Long-term capital gains, qualified dividend income, investment company taxable income, and return of capital, if any, will be allocated on a pro-rata basis to all distributions to common shareholders for the year. Based on the accounting records of the Fund currently available, the distributions paid to common shareholders in 2021 would include approximately 2% from net investment income and 98% from net capital gains on a book basis. This does not represent information for tax reporting purposes. The estimated components of each distribution are updated and provided to shareholders of record in a notice accompanying the distribution and are available on our website (www.gabelli.com). The final determination of the sources of all distributions in 2021 will be made after year end and can vary from the quarterly estimates.
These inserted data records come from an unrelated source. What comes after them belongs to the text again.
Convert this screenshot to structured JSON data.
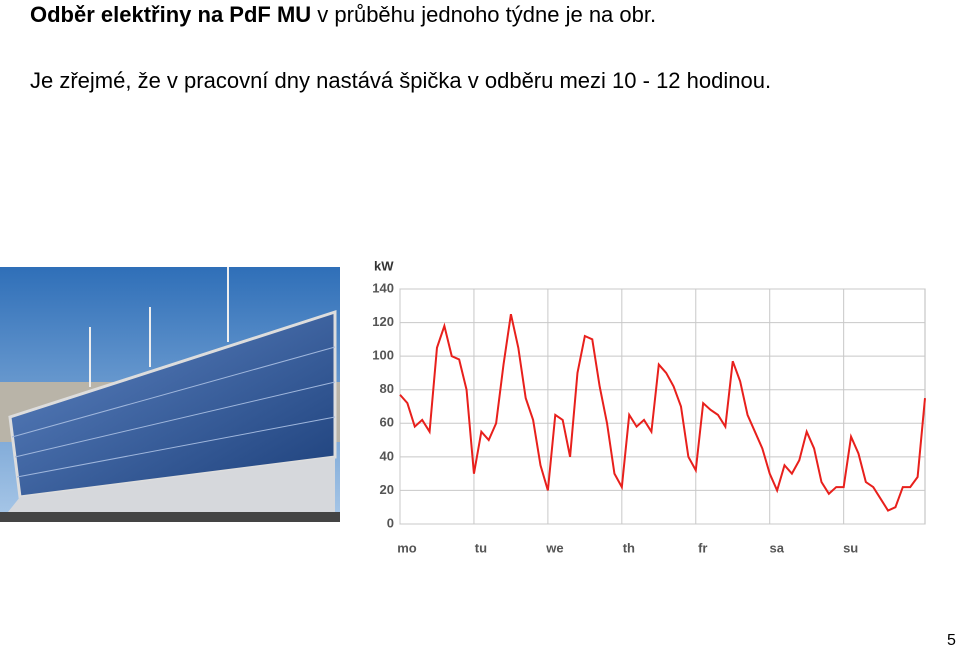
{
  "header": {
    "title_bold": "Odběr elektřiny na  PdF MU",
    "title_rest": " v průběhu jednoho týdne je na obr."
  },
  "body": "Je zřejmé, že v pracovní dny nastává špička v odběru mezi 10 - 12 hodinou.",
  "page_number": "5",
  "chart_data": {
    "type": "line",
    "y_label": "kW",
    "x": [
      0,
      0.1,
      0.2,
      0.3,
      0.4,
      0.5,
      0.6,
      0.7,
      0.8,
      0.9,
      1.0,
      1.1,
      1.2,
      1.3,
      1.4,
      1.5,
      1.6,
      1.7,
      1.8,
      1.9,
      2.0,
      2.1,
      2.2,
      2.3,
      2.4,
      2.5,
      2.6,
      2.7,
      2.8,
      2.9,
      3.0,
      3.1,
      3.2,
      3.3,
      3.4,
      3.5,
      3.6,
      3.7,
      3.8,
      3.9,
      4.0,
      4.1,
      4.2,
      4.3,
      4.4,
      4.5,
      4.6,
      4.7,
      4.8,
      4.9,
      5.0,
      5.1,
      5.2,
      5.3,
      5.4,
      5.5,
      5.6,
      5.7,
      5.8,
      5.9,
      6.0,
      6.1,
      6.2,
      6.3,
      6.4,
      6.5,
      6.6,
      6.7,
      6.8,
      6.9,
      7.0,
      7.1
    ],
    "series": [
      {
        "name": "kW",
        "color": "#e8201c",
        "values": [
          77,
          72,
          58,
          62,
          55,
          105,
          118,
          100,
          98,
          80,
          30,
          55,
          50,
          60,
          95,
          125,
          105,
          75,
          62,
          35,
          20,
          65,
          62,
          40,
          90,
          112,
          110,
          82,
          60,
          30,
          22,
          65,
          58,
          62,
          55,
          95,
          90,
          82,
          70,
          40,
          32,
          72,
          68,
          65,
          58,
          97,
          85,
          65,
          55,
          45,
          30,
          20,
          35,
          30,
          38,
          55,
          45,
          25,
          18,
          22,
          22,
          52,
          42,
          25,
          22,
          15,
          8,
          10,
          22,
          22,
          28,
          75
        ]
      }
    ],
    "xlim": [
      0,
      7.1
    ],
    "ylim": [
      0,
      140
    ],
    "xticks": [
      {
        "value": 0,
        "label": "mo"
      },
      {
        "value": 1,
        "label": "tu"
      },
      {
        "value": 2,
        "label": "we"
      },
      {
        "value": 3,
        "label": "th"
      },
      {
        "value": 4,
        "label": "fr"
      },
      {
        "value": 5,
        "label": "sa"
      },
      {
        "value": 6,
        "label": "su"
      }
    ],
    "yticks": [
      0,
      20,
      40,
      60,
      80,
      100,
      120,
      140
    ],
    "grid": true
  }
}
Shareholders should not draw any conclusions about the Fund’s investment performance from the amount of the current distribution. All individual shareholders with taxable accounts will receive written notification regarding the components and tax treatment for all 2021 distributions in early 2022 via Form 1099-DIV.

This press release is neither an offer to purchase nor a solicitation of an offer to sell any securities of the Fund. The solicitation and the offer to purchase common shares of the Fund will be made pursuant to an offer to purchase and related materials that the Fund intends to file with the SEC. At the time the tender offer is commenced, the Fund intends to file a Tender Offer Statement on Schedule TO containing an offer to purchase, forms of letters of transmittal and other documents relating to the tender offer. The Fund intends to mail these documents to the shareholders of the Fund. These documents will contain important information about the tender offer and shareholders of the Fund are urged to read them carefully when they become available. Investors may obtain free copies of the Tender Offer Statement and other documents (when they become available) filed with the SEC at the SEC’s web site at www.sec.gov. In addition, free copies of the Tender Offer Statement and other documents filed with the SEC may also be obtained after the commencement of the Tender Offer by directing a request to: Gabelli Funds, or by calling (800) 422-3554.

Investors should carefully consider the investment objectives, risks, charges, and expenses of the Fund before investing. More information regarding the Fund’s distribution policy and other information about the Fund is available by calling 800-GABELLI (800-422-3554) or visiting www.gabelli.com.

About Gabelli Go Anywhere Trust

The Gabelli Go Anywhere Trust is a non-diversified, closed-end management investment company whose primary investment objective is total return, consisting of capital appreciation and current income. The Fund is managed by Gabelli Funds, LLC, a subsidiary of GAMCO Investors, Inc. (NYSE:GBL).

NYSE American: GGO
CUSIP – 36250J109

FAQ

What is the cash distribution amount for GGO in June 2021?

The Gabelli Go Anywhere Trust declared a cash distribution of $0.05 per share payable on June 23, 2021.

Who is eligible for the GGO distribution?

Common shareholders of record on June 16, 2021, are eligible for the distribution.

What is the purpose of the Fifth Anniversary Tender Offer for GGO?

The Fifth Anniversary Tender Offer is intended to repurchase common shares at a price no less than 95% of their net asset value.

What could happen if GGO does not generate sufficient earnings?

If the Fund does not generate sufficient earnings, distributions may be classified as a return of capital, affecting shareholders' cost basis.

How will GGO distributions be taxed?

Distributions may be treated as long-term capital gains or qualified dividend income, subject to federal income tax rates.